9月15日、米国がファーウェイへの半導体輸出規制を発動したことによって、世界の半導体メーカーが一斉に同社への出荷を止めた。端的に、トランプ政権は、ファーウェイの事業継続の命脈を絶とうとしている。ファーウェイの成長は鈍化せざるを得ない。

中国の半導体需要を取り込んできたサムスン電子などの韓国半導体産業にとって、米国の制裁発動の影響は甚大だ。サムスン電子はメモリ半導体生産に加え半導体の受託製造事業を強化した。それによって同社は“中国製造2025”を推進し、高性能のICチップを必要とする中国市場でのシェア拡大を目指した。そのために、同社は5ナノメートルの微細化技術を確立した。

しかし、米国の制裁によってファーウェイへの出荷ができなくなれば、そうした設備投資を有効に生かすことは難しくなる。韓国のサムスン電子やSKハイニックスがファーウェイへの輸出を許可するよう米商務省に申請したのは危機感の表れだ。わが国ではソニーが申請を検討中だ。

台湾半導体大手TMSCの存在感は格段に高まる

中国を重視したサムスン電子の事業戦略は、台湾のTSMCと対照的だ。世界最大の半導体受託製造業であるTSMCの地域別売上高は、各国・地域の半導体需要の代理変数と考えてよい。内訳をみると、6割が米国、2割が中国、残りがその他だ。中国のかなりの部分がファーウェイによって占められ、近年は中国の割合が上昇した。

TSMCは、9月15日まではファーウェイの半導体需要を徹底的に取り込み、その後は米国の需要獲得を強化する戦略を進めた。その証拠に、米国の制裁強化に対応してTSMCはアリゾナ州での工場建設計画を発表した。

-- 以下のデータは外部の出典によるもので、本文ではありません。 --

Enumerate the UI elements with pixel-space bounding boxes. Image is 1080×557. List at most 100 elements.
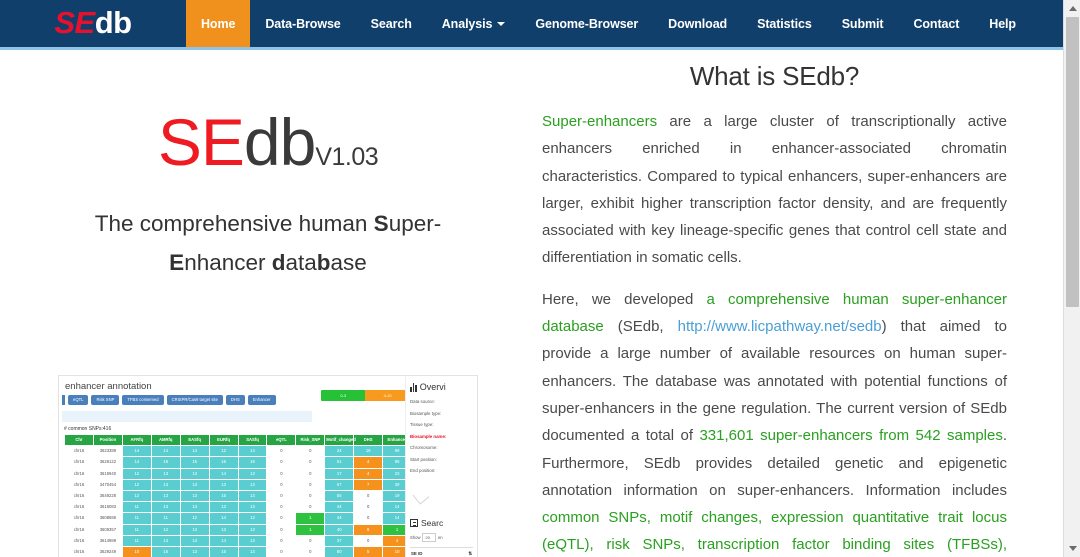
preview-field-data-source: Data source: [410, 399, 435, 404]
table-cell: 13 [237, 501, 268, 514]
table-cell: 3615940 [92, 467, 123, 480]
table-cell: 0 [295, 546, 326, 557]
table-cell: chr16 [64, 546, 94, 557]
carousel-screenshot[interactable]: enhancer annotation eQTL Risk SNP TFBS c… [58, 375, 478, 557]
table-cell: 16 [237, 456, 268, 469]
about-p2-seg3: ) that aimed to provide a large number o… [542, 318, 1007, 445]
about-p2-green3: common SNPs, motif changes, expression q… [542, 509, 1007, 554]
table-cell: 37 [324, 534, 355, 548]
table-cell: 44 [324, 501, 355, 514]
table-cell: 12 [121, 478, 152, 492]
table-cell: 3626122 [92, 456, 123, 469]
preview-tab-marker [62, 395, 65, 406]
nav-item-search[interactable]: Search [356, 0, 427, 47]
table-cell: 15 [150, 546, 181, 557]
preview-result-header-label: SE ID [411, 551, 423, 556]
table-cell: 11 [150, 512, 181, 525]
nav-item-contact[interactable]: Contact [898, 0, 974, 47]
table-cell: chr16 [64, 467, 94, 480]
table-cell: 0 [295, 478, 326, 492]
preview-overview-title: Overvi [419, 382, 446, 392]
preview-tab-risk-snp[interactable]: Risk SNP [91, 395, 120, 406]
nav-item-genome-browser[interactable]: Genome-Browser [520, 0, 653, 47]
th-motif-changed: Motif_changed [324, 433, 356, 447]
table-cell: 13 [237, 478, 268, 492]
table-cell: 15 [208, 490, 239, 503]
table-cell: 3609357 [92, 523, 123, 536]
table-cell: 3470454 [92, 478, 123, 492]
table-cell: 0 [295, 490, 326, 503]
hero-column: SEdbV1.03 The comprehensive human Super-… [0, 53, 536, 557]
preview-show-select[interactable]: 20 [422, 533, 436, 542]
nav-item-data-browse[interactable]: Data-Browse [250, 0, 355, 47]
chevron-down-icon [497, 21, 506, 26]
scroll-down-arrow-icon[interactable] [1064, 540, 1080, 557]
nav-item-help[interactable]: Help [974, 0, 1031, 47]
nav-label-analysis: Analysis [441, 16, 493, 31]
table-cell: 13 [208, 523, 239, 536]
table-cell: 3614989 [92, 534, 123, 548]
table-cell: 13 [179, 534, 210, 548]
table-cell: 0 [295, 501, 326, 514]
table-cell: 3649228 [92, 490, 123, 503]
table-cell: 13 [237, 490, 268, 503]
table-cell: 11 [121, 523, 152, 536]
table-cell: 13 [150, 534, 181, 548]
table-cell: chr16 [64, 512, 94, 525]
preview-tab-eqtl[interactable]: eQTL [68, 395, 89, 406]
sedb-url-link[interactable]: http://www.licpathway.net/sedb [678, 318, 882, 335]
table-cell: 0 [266, 456, 297, 469]
table-cell: 19 [353, 445, 384, 458]
page-content: SEdbV1.03 The comprehensive human Super-… [0, 53, 1063, 557]
table-cell: 13 [237, 546, 268, 557]
sort-icon[interactable]: ⇅ [468, 551, 472, 557]
table-cell: 11 [121, 534, 152, 548]
scroll-up-arrow-icon[interactable] [1064, 0, 1080, 17]
nav-item-download[interactable]: Download [653, 0, 742, 47]
th-chr: Chr [64, 433, 94, 447]
nav-item-home[interactable]: Home [186, 0, 251, 47]
table-cell: 7 [353, 478, 384, 492]
nav-item-statistics[interactable]: Statistics [742, 0, 827, 47]
preview-tab-tfbs[interactable]: TFBS conserved [122, 395, 164, 406]
table-cell: 13 [150, 478, 181, 492]
preview-field-biosample-type: Biosample type: [410, 410, 442, 416]
table-cell: 12 [121, 490, 152, 503]
table-cell: 14 [179, 445, 210, 458]
table-cell: 13 [208, 501, 239, 514]
table-cell: 13 [150, 490, 181, 503]
nav-item-submit[interactable]: Submit [827, 0, 899, 47]
table-cell: 11 [121, 512, 152, 525]
nav-label-help: Help [989, 16, 1016, 31]
table-cell: 17 [324, 467, 355, 480]
table-cell: 13 [150, 501, 181, 514]
preview-tab-enhancer[interactable]: Enhancer [247, 395, 276, 406]
site-logo[interactable]: SEdb [0, 0, 186, 47]
scrollbar-thumb[interactable] [1066, 17, 1079, 307]
preview-tab-crispr[interactable]: CRISPR/Cas9 target site [166, 395, 223, 406]
table-cell: 0 [266, 534, 297, 548]
table-cell: 80 [324, 546, 355, 557]
table-cell: 0 [266, 523, 297, 536]
table-cell: 13 [179, 546, 210, 557]
table-cell: chr16 [64, 523, 94, 536]
table-cell: 44 [324, 512, 355, 525]
hero-version: V1.03 [315, 143, 379, 171]
about-p2-green2: 331,601 super-enhancers from 542 samples [699, 427, 1003, 445]
legend-bucket-low: 0-3 [321, 390, 366, 401]
preview-field-end-position: End position: [410, 468, 436, 473]
table-cell: 0 [295, 467, 326, 480]
nav-items: Home Data-Browse Search Analysis Genome-… [186, 0, 1063, 47]
preview-search-section: Searc Show 20 en SE ID ⇅ SE_01_87000001 … [410, 518, 473, 557]
nav-item-analysis[interactable]: Analysis [427, 0, 521, 47]
table-cell: 4 [353, 456, 384, 469]
about-column: What is SEdb? Super-enhancers are a larg… [536, 53, 1063, 557]
table-cell: 1 [295, 523, 326, 536]
th-risk-snp: Risk_SNP [295, 433, 326, 447]
table-cell: 15 [208, 546, 239, 557]
table-cell: chr16 [64, 456, 94, 469]
checkmark-arrow-icon [412, 494, 430, 505]
page-scrollbar[interactable] [1063, 0, 1080, 557]
table-cell: 3623389 [92, 445, 123, 458]
preview-tab-dhs[interactable]: DHS [225, 395, 245, 406]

TSMCは最新鋭ステルス戦闘機F35などに搭載される軍用半導体の生産を手掛け、米国にとって手放せない企業だ。それだけに、TSMCは米国の知的財産や技術を有効に活用し、微細化技術に変わる新しい半導体技術の確立なども目指しているだろう。

その状況下、中国の需要を失ったサムスン電子やSKハイニックスが米国の需要獲得を目指すことは難しい。今後、半導体分野でのTSMCの存在感は格段に増すと考える経済の専門家は多い。